If you run a small business, such as a retail store or restaurant, it’s important to understand all terms of your California commercial lease. Do not treat a commercial lease like you would an apartment rental agreement. For one thing, you have to consider issues of liability that might arise if your inventory or equipment become damaged.
Consider the case of Linda Xiang, owner of Geolin Trading, Inc., in El Monte, California, which leased commercial warehouse space from Kenny Luc. Just over two years into the lease, a sprinkler system installed in the warehouse went off after coming into contact with a rolling door. Geolin employees were unable to shut off the sprinklers, and the resulting flood destroyed over $422,000 worth of inventory. Geolin and Xiang then sued Luc for negligence and breach of contract.
Before this incident there had been no reported problems with the warehouse’s sprinklers. And in fact, Luc had the system inspected at his own expense about a year before the flood took place. After the flood, Geolin hired its own inspector, who offered a professional opinion that (1) the sprinkler should have been further away from the door that hit it and (2) the sprinkler valves should have been accessible to Geolin employees to prevent flood damage.
Commercial Leases vs. Breach of Contract and Negligence
The lease between Geolin and Luc contained two key passages. The first said that by taking over the premises, Geolin acknowledged the warehouse was in “good order and repair” and that it was Geolin’s responsibility, not Luc’s, to make any necessary repairs. This includes any repairs to the sprinklers. The second key clause said Luc was not responsible for any damage to Geolin’s property that might occur on the premises. Based on these two provisions, a trial court ruled for Luc on summary judgment and dismissed Geolin’s lawsuit.

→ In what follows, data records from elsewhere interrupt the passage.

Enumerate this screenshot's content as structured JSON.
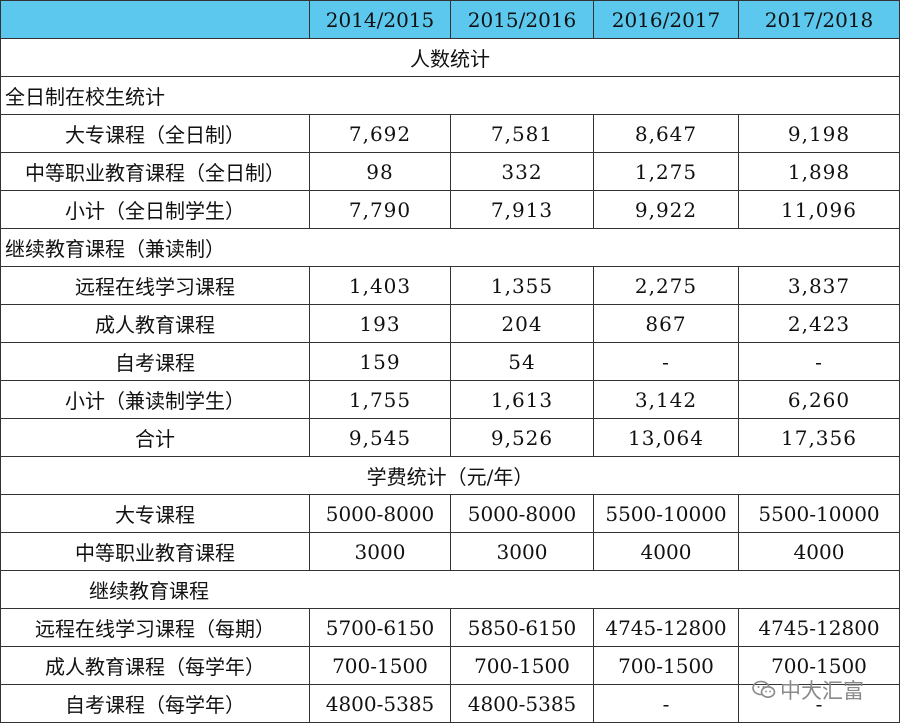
{
  "header": [
    "",
    "2014/2015",
    "2015/2016",
    "2016/2017",
    "2017/2018"
  ],
  "section1_title": "人数统计",
  "group1_title": "全日制在校生统计",
  "group1_rows": [
    {
      "label": "大专课程（全日制）",
      "values": [
        "7,692",
        "7,581",
        "8,647",
        "9,198"
      ]
    },
    {
      "label": "中等职业教育课程（全日制）",
      "values": [
        "98",
        "332",
        "1,275",
        "1,898"
      ]
    },
    {
      "label": "小计（全日制学生）",
      "values": [
        "7,790",
        "7,913",
        "9,922",
        "11,096"
      ]
    }
  ],
  "group2_title": "继续教育课程（兼读制）",
  "group2_rows": [
    {
      "label": "远程在线学习课程",
      "values": [
        "1,403",
        "1,355",
        "2,275",
        "3,837"
      ]
    },
    {
      "label": "成人教育课程",
      "values": [
        "193",
        "204",
        "867",
        "2,423"
      ]
    },
    {
      "label": "自考课程",
      "values": [
        "159",
        "54",
        "-",
        "-"
      ]
    },
    {
      "label": "小计（兼读制学生）",
      "values": [
        "1,755",
        "1,613",
        "3,142",
        "6,260"
      ]
    },
    {
      "label": "合计",
      "values": [
        "9,545",
        "9,526",
        "13,064",
        "17,356"
      ]
    }
  ],
  "section2_title": "学费统计（元/年）",
  "fee_rows": [
    {
      "label": "大专课程",
      "values": [
        "5000-8000",
        "5000-8000",
        "5500-10000",
        "5500-10000"
      ]
    },
    {
      "label": "中等职业教育课程",
      "values": [
        "3000",
        "3000",
        "4000",
        "4000"
      ]
    }
  ],
  "group3_title": "继续教育课程",
  "fee_rows2": [
    {
      "label": "远程在线学习课程（每期）",
      "values": [
        "5700-6150",
        "5850-6150",
        "4745-12800",
        "4745-12800"
      ]
    },
    {
      "label": "成人教育课程（每学年）",
      "values": [
        "700-1500",
        "700-1500",
        "700-1500",
        "700-1500"
      ]
    },
    {
      "label": "自考课程（每学年）",
      "values": [
        "4800-5385",
        "4800-5385",
        "-",
        "-"
      ]
    }
  ],
  "watermark": "中大汇富",
  "watermark_icon": "wechat-icon"
}
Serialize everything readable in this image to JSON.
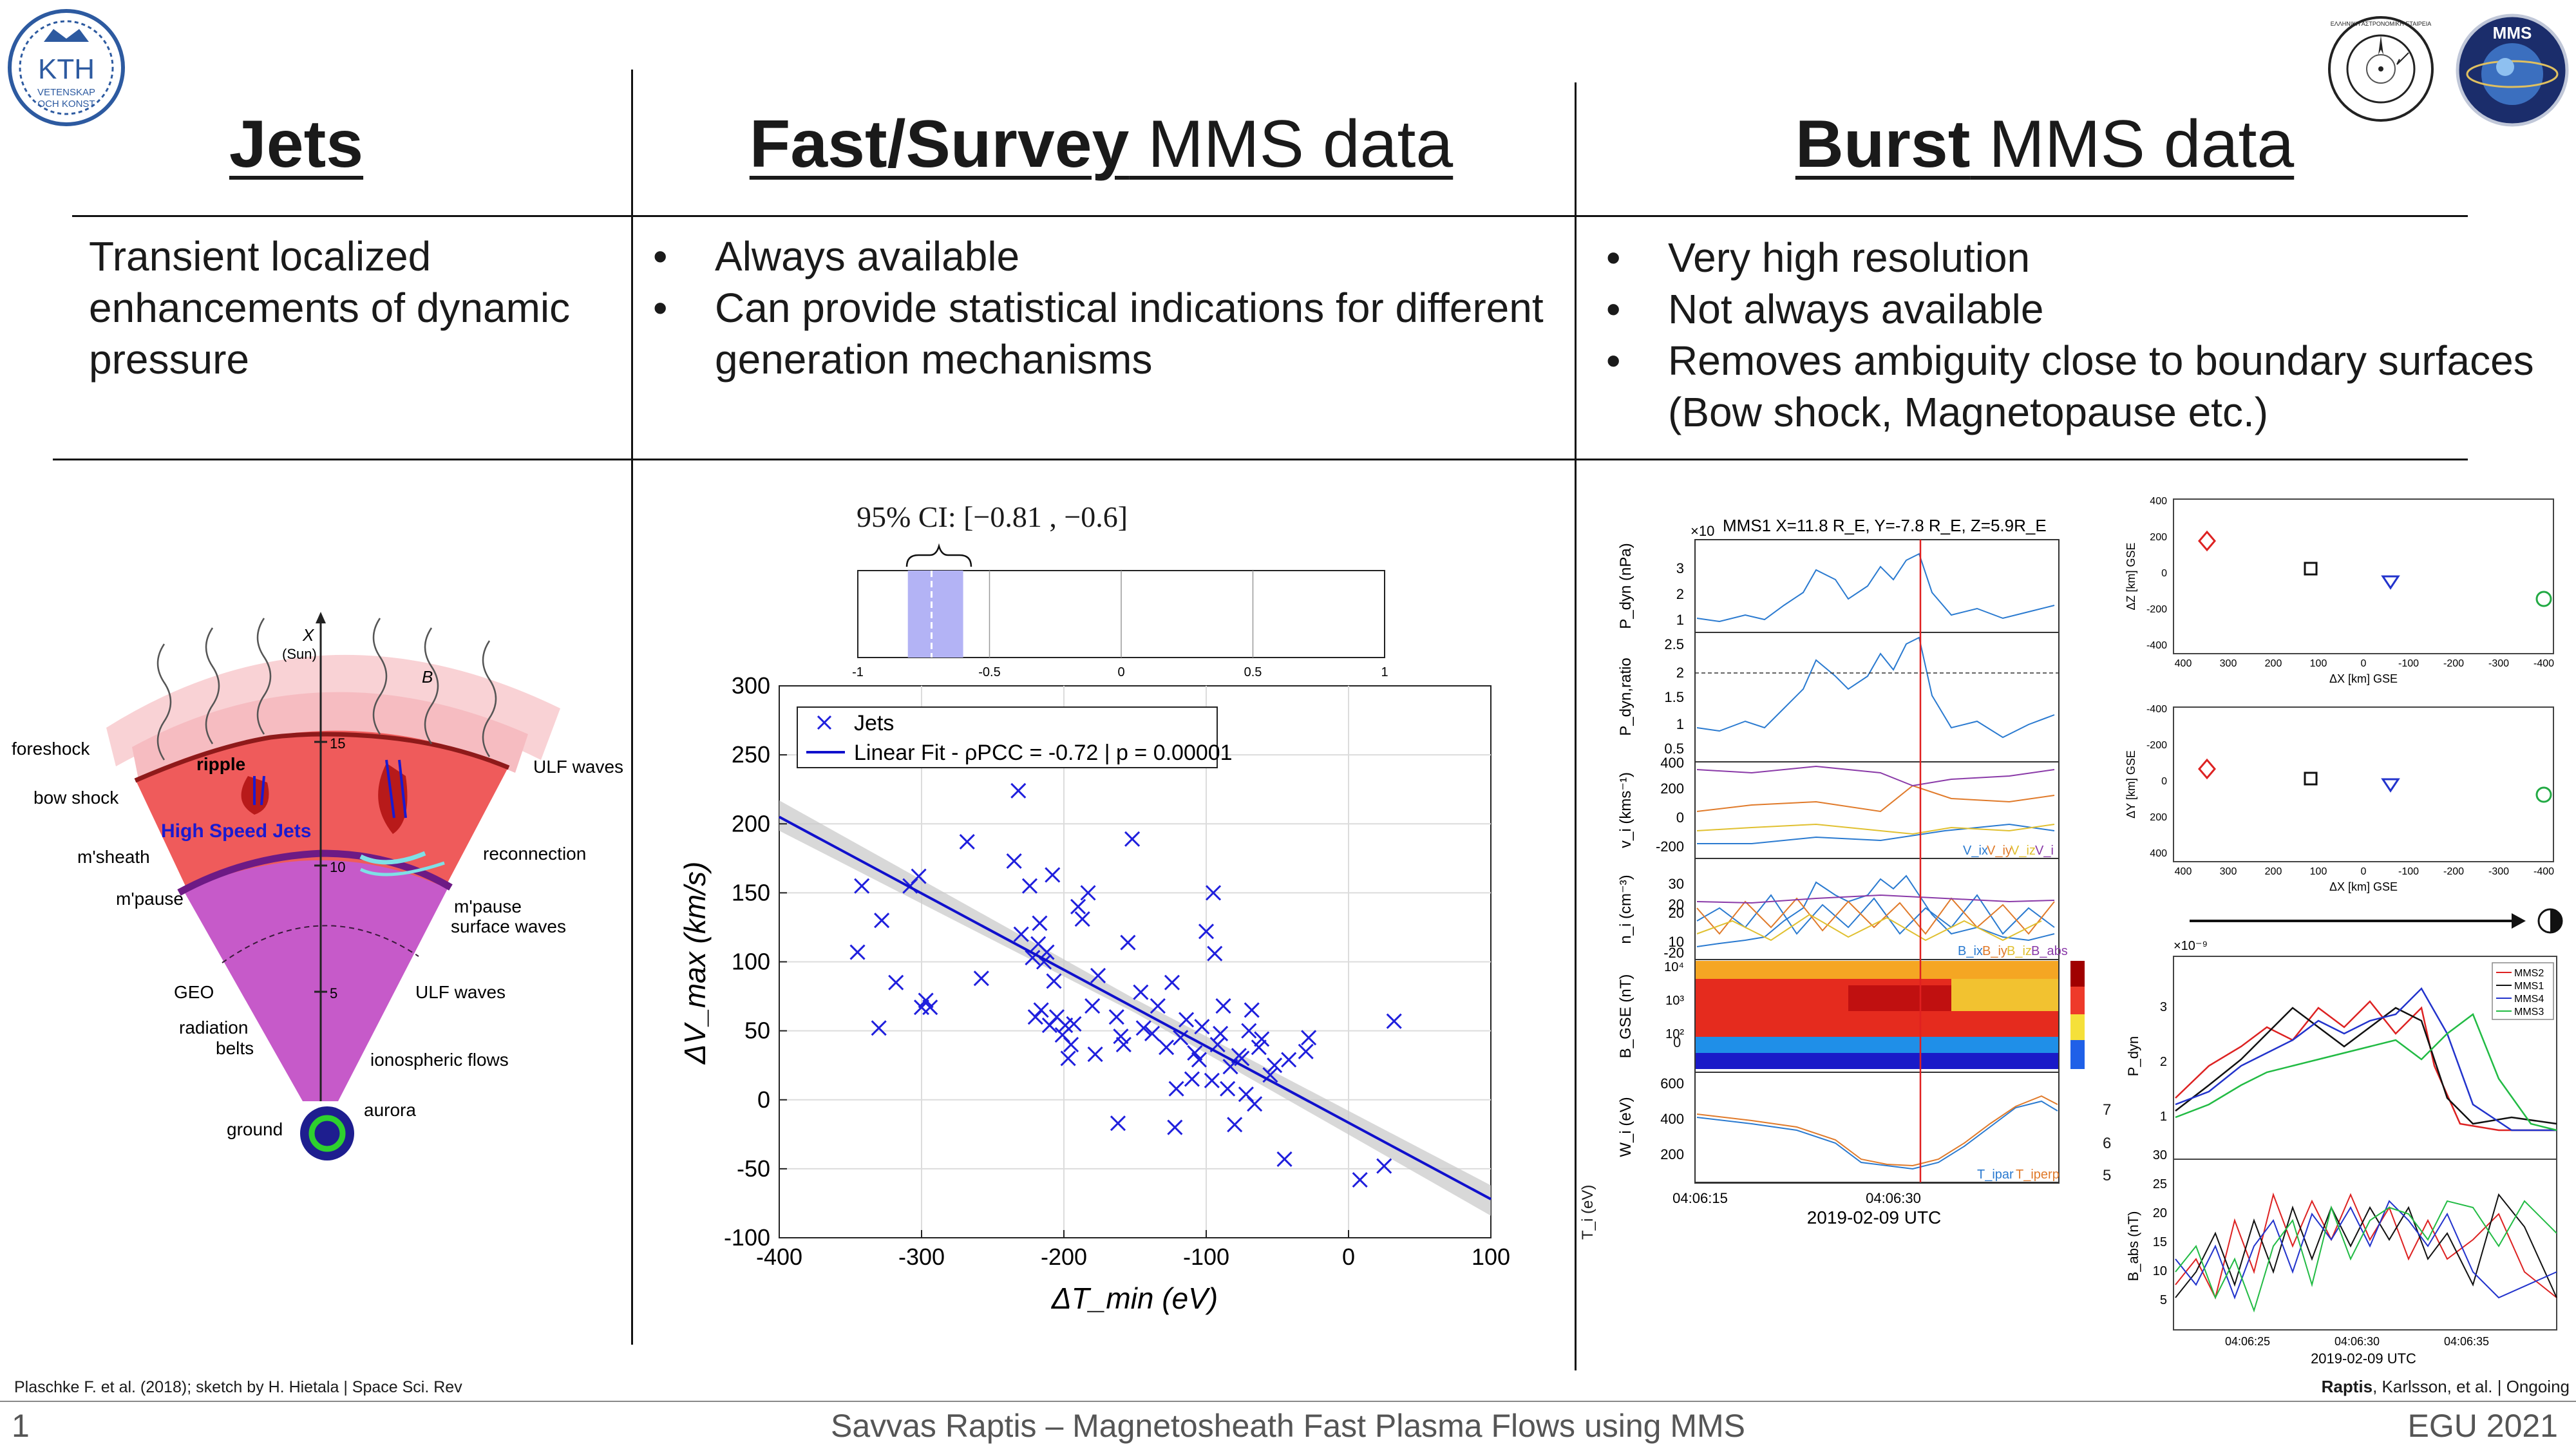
{
  "logos": {
    "kth_text": "KTH",
    "kth_sub1": "VETENSKAP",
    "kth_sub2": "OCH KONST",
    "society_text": "ΕΛΛΗΝΙΚΗ ΑΣΤΡΟΝΟΜΙΚΗ ΕΤΑΙΡΕΙΑ",
    "mms_text": "MMS"
  },
  "columns": {
    "jets": {
      "title_bold": "Jets",
      "description": "Transient localized enhancements of dynamic pressure"
    },
    "fast": {
      "title_bold": "Fast/Survey",
      "title_rest": " MMS data",
      "bullets": [
        "Always available",
        "Can provide statistical indications for different generation mechanisms"
      ]
    },
    "burst": {
      "title_bold": "Burst",
      "title_rest": " MMS data",
      "bullets": [
        "Very high resolution",
        "Not always available",
        "Removes ambiguity close to boundary surfaces (Bow shock, Magnetopause etc.)"
      ]
    }
  },
  "sketch": {
    "axis_x": "X",
    "axis_sun": "(Sun)",
    "axis_b": "B",
    "tick_15": "15",
    "tick_10": "10",
    "tick_5": "5",
    "labels": {
      "foreshock": "foreshock",
      "bow_shock": "bow shock",
      "msheath": "m'sheath",
      "mpause": "m'pause",
      "geo": "GEO",
      "radiation_belts_1": "radiation",
      "radiation_belts_2": "belts",
      "ground": "ground",
      "ripple": "ripple",
      "high_speed_jets": "High Speed Jets",
      "ulf_waves_top": "ULF waves",
      "reconnection": "reconnection",
      "mpause_surface_1": "m'pause",
      "mpause_surface_2": "surface  waves",
      "ulf_waves_mid": "ULF waves",
      "ionospheric_flows": "ionospheric flows",
      "aurora": "aurora"
    },
    "citation": "Plaschke F. et al. (2018); sketch by H. Hietala | Space Sci. Rev"
  },
  "ci_box": {
    "label": "95% CI: [−0.81 , −0.6]",
    "ticks": [
      "-1",
      "-0.5",
      "0",
      "0.5",
      "1"
    ],
    "range": [
      -0.81,
      -0.6
    ],
    "point": -0.72,
    "color": "#b3b3f5"
  },
  "chart_data": [
    {
      "type": "scatter",
      "xlabel": "ΔT_min (eV)",
      "ylabel": "ΔV_max (km/s)",
      "xlim": [
        -400,
        100
      ],
      "ylim": [
        -100,
        300
      ],
      "xticks": [
        "-400",
        "-300",
        "-200",
        "-100",
        "0",
        "100"
      ],
      "yticks": [
        "-100",
        "-50",
        "0",
        "50",
        "100",
        "150",
        "200",
        "250",
        "300"
      ],
      "grid": true,
      "legend": "top-left",
      "series": [
        {
          "name": "Jets",
          "marker": "x",
          "color": "#1f1fdd",
          "points": [
            [
              -342,
              155
            ],
            [
              -345,
              107
            ],
            [
              -328,
              130
            ],
            [
              -330,
              52
            ],
            [
              -318,
              85
            ],
            [
              -308,
              155
            ],
            [
              -302,
              162
            ],
            [
              -300,
              67
            ],
            [
              -297,
              72
            ],
            [
              -294,
              67
            ],
            [
              -268,
              187
            ],
            [
              -258,
              88
            ],
            [
              -235,
              173
            ],
            [
              -232,
              224
            ],
            [
              -230,
              120
            ],
            [
              -224,
              155
            ],
            [
              -222,
              103
            ],
            [
              -220,
              60
            ],
            [
              -218,
              113
            ],
            [
              -217,
              128
            ],
            [
              -216,
              65
            ],
            [
              -214,
              100
            ],
            [
              -212,
              107
            ],
            [
              -210,
              54
            ],
            [
              -208,
              163
            ],
            [
              -207,
              86
            ],
            [
              -205,
              60
            ],
            [
              -201,
              47
            ],
            [
              -199,
              54
            ],
            [
              -197,
              30
            ],
            [
              -195,
              40
            ],
            [
              -193,
              55
            ],
            [
              -190,
              140
            ],
            [
              -187,
              131
            ],
            [
              -183,
              150
            ],
            [
              -180,
              68
            ],
            [
              -178,
              33
            ],
            [
              -176,
              90
            ],
            [
              -163,
              60
            ],
            [
              -162,
              -17
            ],
            [
              -160,
              46
            ],
            [
              -158,
              40
            ],
            [
              -155,
              114
            ],
            [
              -152,
              189
            ],
            [
              -146,
              78
            ],
            [
              -144,
              52
            ],
            [
              -138,
              48
            ],
            [
              -134,
              68
            ],
            [
              -128,
              38
            ],
            [
              -124,
              85
            ],
            [
              -122,
              -20
            ],
            [
              -121,
              8
            ],
            [
              -118,
              45
            ],
            [
              -114,
              58
            ],
            [
              -110,
              15
            ],
            [
              -108,
              34
            ],
            [
              -105,
              29
            ],
            [
              -103,
              53
            ],
            [
              -100,
              122
            ],
            [
              -96,
              14
            ],
            [
              -95,
              150
            ],
            [
              -94,
              106
            ],
            [
              -92,
              40
            ],
            [
              -90,
              48
            ],
            [
              -88,
              68
            ],
            [
              -85,
              8
            ],
            [
              -83,
              24
            ],
            [
              -80,
              -18
            ],
            [
              -77,
              32
            ],
            [
              -75,
              30
            ],
            [
              -72,
              4
            ],
            [
              -70,
              50
            ],
            [
              -68,
              65
            ],
            [
              -66,
              -3
            ],
            [
              -63,
              38
            ],
            [
              -61,
              44
            ],
            [
              -55,
              18
            ],
            [
              -52,
              25
            ],
            [
              -45,
              -43
            ],
            [
              -42,
              29
            ],
            [
              -30,
              35
            ],
            [
              -28,
              45
            ],
            [
              8,
              -58
            ],
            [
              25,
              -48
            ],
            [
              32,
              57
            ]
          ]
        },
        {
          "name": "Linear Fit - ρ_PCC = -0.72 | p = 0.00001",
          "type": "line",
          "color": "#1010cc",
          "points": [
            [
              -400,
              205
            ],
            [
              100,
              -72
            ]
          ]
        }
      ],
      "legend_entries": [
        "Jets",
        "Linear Fit - ρPCC = -0.72 | p = 0.00001"
      ]
    }
  ],
  "burst_panels": {
    "title": "MMS1 X=11.8 R_E, Y=-7.8 R_E, Z=5.9R_E",
    "exponent_top": "×10",
    "ylabels": [
      "P_dyn (nPa)",
      "P_dyn,ratio",
      "v_i (kms⁻¹)",
      "n_i (cm⁻³)",
      "B_GSE (nT)",
      "W_i (eV)",
      "T_i (eV)"
    ],
    "pdyn_ticks": [
      "3",
      "2",
      "1"
    ],
    "ratio_ticks": [
      "2.5",
      "2",
      "1.5",
      "1",
      "0.5"
    ],
    "v_ticks": [
      "400",
      "200",
      "0",
      "-200"
    ],
    "n_ticks": [
      "30",
      "20",
      "10"
    ],
    "b_ticks": [
      "20",
      "0",
      "-20"
    ],
    "w_ticks": [
      "10⁴",
      "10³",
      "10²"
    ],
    "t_ticks": [
      "600",
      "400",
      "200"
    ],
    "colorbar_ticks": [
      "7",
      "6",
      "5"
    ],
    "v_legend": [
      "V_ix",
      "V_iy",
      "V_iz",
      "V_i"
    ],
    "b_legend": [
      "B_ix",
      "B_iy",
      "B_iz",
      "B_abs"
    ],
    "t_legend": [
      "T_ipar",
      "T_iperp"
    ],
    "time_ticks": [
      "04:06:15",
      "04:06:30"
    ],
    "date_label": "2019-02-09 UTC"
  },
  "separation_panels": {
    "top_ylabel": "ΔZ [km] GSE",
    "top_xlabel": "ΔX [km] GSE",
    "mid_ylabel": "ΔY [km] GSE",
    "mid_xlabel": "ΔX [km] GSE",
    "y_ticks_top": [
      "400",
      "200",
      "0",
      "-200",
      "-400"
    ],
    "y_ticks_mid": [
      "-400",
      "-200",
      "0",
      "200",
      "400"
    ],
    "x_ticks": [
      "400",
      "300",
      "200",
      "100",
      "0",
      "-100",
      "-200",
      "-300",
      "-400"
    ],
    "markers": [
      {
        "spacecraft": "MMS2",
        "shape": "diamond",
        "color": "#dd2222",
        "dx": 360,
        "dz": 100,
        "dy": 70
      },
      {
        "spacecraft": "MMS1",
        "shape": "square",
        "color": "#111111",
        "dx": 120,
        "dz": 30,
        "dy": 20
      },
      {
        "spacecraft": "MMS4",
        "shape": "triangle",
        "color": "#2233cc",
        "dx": -70,
        "dz": -20,
        "dy": -20
      },
      {
        "spacecraft": "MMS3",
        "shape": "circle",
        "color": "#22aa44",
        "dx": -400,
        "dz": -130,
        "dy": -80
      }
    ]
  },
  "multi_sc_panels": {
    "exponent": "×10⁻⁹",
    "pdyn_label": "P_dyn",
    "babs_label": "B_abs (nT)",
    "pdyn_ticks": [
      "3",
      "2",
      "1"
    ],
    "babs_ticks": [
      "30",
      "25",
      "20",
      "15",
      "10",
      "5"
    ],
    "legend": [
      "MMS2",
      "MMS1",
      "MMS4",
      "MMS3"
    ],
    "legend_colors": [
      "#dd2222",
      "#111111",
      "#2233cc",
      "#22bb44"
    ],
    "time_ticks": [
      "04:06:25",
      "04:06:30",
      "04:06:35"
    ],
    "date_label": "2019-02-09 UTC"
  },
  "footer": {
    "page_number": "1",
    "title": "Savvas Raptis – Magnetosheath Fast Plasma Flows using MMS",
    "conference": "EGU 2021",
    "credit_bold": "Raptis",
    "credit_rest": ", Karlsson, et al. | Ongoing"
  }
}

On appeal, a three-judge panel of the California Court of Appeals agreed that Luc could not be held liable for breach of contract. California law generally only holds a landlord responsible for dangerous conditions that cause personal injury, not damage to property. For example, if the warehouse itself was physically damaged or deteriorated to the point where a Geolin employee suffered a physical injury, the landlord might be responsible no matter what the lease provides. But when it comes to personal property like business inventory, California law leaves it up the landlord and commercial tenant to work those issues out for themselves.
Even the lease, however, does not shield a landlord from damage arising from negligence. In this case, the Court of Appeals said there were still questions to be resolved about Luc’s conduct. Specifically, whether he was negligent in not moving the sprinkler further away from the door and in not providing Geolin with ready access to the shutoff valve. Thus, the case may go to trial on Geolin’s negligence claim, but not on breach of contract.
Protect Your Property
The above case–which should not be considered a statement of binding law–illustrates just one potential pitfall of commercial leasing. These are complex transactions that require the services of an experienced Sacramento business attorney. Whether you’re a small business owner looking to protect her personal property or a landlord seeking to avoid costly litigation, it’s essential to engage a competent attorney before entering into any commercial leasing arrangement.